NOUVELLES

Des économistes doutent des données sur l'emploi après les erreurs de juillet

05/09/2014 08:31 EDT | Actualisé 05/11/2014 05:12 EST

OTTAWA - L'économie canadienne a laissé filer des emplois au mois d'août, ce qui a été attribué à de fortes pertes dans le secteur privé, mais des économistes, qui s'attendaient plutôt à une modeste création d'emplois, ont accueilli ces nouvelles données de Statistique Canada avec une certaine méfiance.

L'agence statistique nationale a fait état vendredi d'une perte nette de 11 000 emplois pour le mois dernier, essentiellement des emplois à temps partiel, tandis que le taux de chômage est resté inchangé à 7,0 pour cent. Les économistes visaient plutôt un gain d'environ 10 000 emplois.

Une impressionnante perte de 112 000 emplois dans le secteur privé n'a été que partiellement compensée par une hausse du nombre de personnes se tournant vers le travail autonome et la progression soutenue des emplois dans le secteur public.

Mais certains économistes, mal à l'aise depuis que Statistique Canada a admis avoir réalisé une importante erreur dans ses données sur le marché de l'emploi de juillet, ont soulevé certaines questions par rapport aux chiffre dévoilés vendredi.

L'agence a été forcée le mois dernier d'émettre une correction majeure à son rapport sur la population active, après avoir erronément fait état de la création de 200 emplois en juillet. Une semaine plus tard, Statistique Canada republiait ses données et annonçait plutôt que 42 000 emplois avaient vu le jour en juillet. L'agence a indiqué qu'il s'agissait d'une erreur humaine liée à la mise à jour de systèmes informatiques.

Cette fois, certains économistes se montrent sceptiques quant à la quantité impressionnante de pertes d'emplois dans le secteur privé et aux gains étonnants du nombre de travailleurs autonomes.

«Devinez quoi? Nous allons recommander à nos clients d'être très prudents avec les chiffres sur l'emploi canadien», ont écrit les économistes Derek Holt et Dov Zigler, de la Banque Scotia, dans une note à leurs clients.

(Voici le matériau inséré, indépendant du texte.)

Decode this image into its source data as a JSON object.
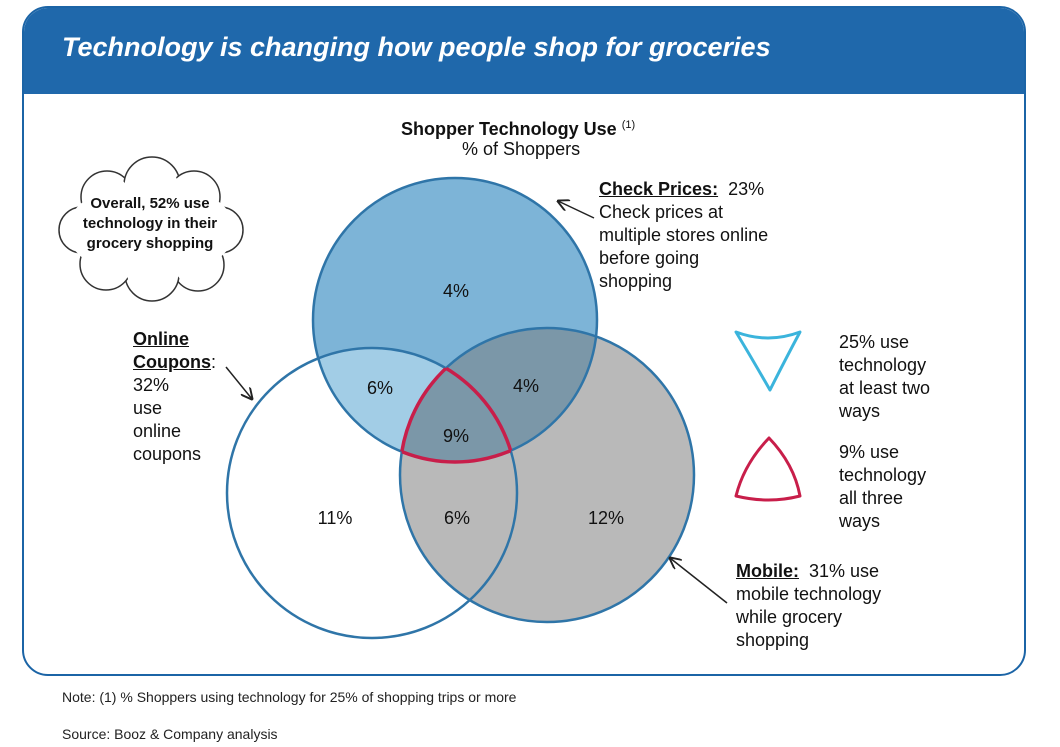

Ils font remarquer qu'il n'y a jamais eu une telle hausse du nombre de travailleurs autonomes en un seul mois — ni une telle chute du nombre d'emplois dans le secteur privé —, depuis que Statistique Canada a commencé à compiler les données sur la population active, en 1976. Le fait que ces pertes et ces gains semblent s'annuler l'un et l'autre au mois d'août est «très douteux» aux yeux des économistes de la Scotia.

«Ce sont là des coïncidences absolument fascinantes», ont écrit MM. Holt et Zigler.

Contactée au sujet des remarques des économistes, Statistique Canada a indiqué qu'elle ne réagissait pas «au sujet des opinions ou commentaires fait par des individus à l'extérieur de l'agence».

D'autre part, questionné vendredi à savoir s'il avait toujours confiante en la qualité des données de Statistique Canada, le ministre des Finances, Joe Oliver, a succinctement répondu que oui.

Malgré tout, les pépins du mois dernier ont exacerbé les inquiétudes de certains économistes vis-à-vis ce qu'ils perçoivent comme une forte volatilité dans les données sur l'emploi d'un mois à l'autre. Certains d'entre eux préfèrent se référer aux moyennes sur trois, six et 12 mois, plutôt que sur les données mensuelles les plus récentes.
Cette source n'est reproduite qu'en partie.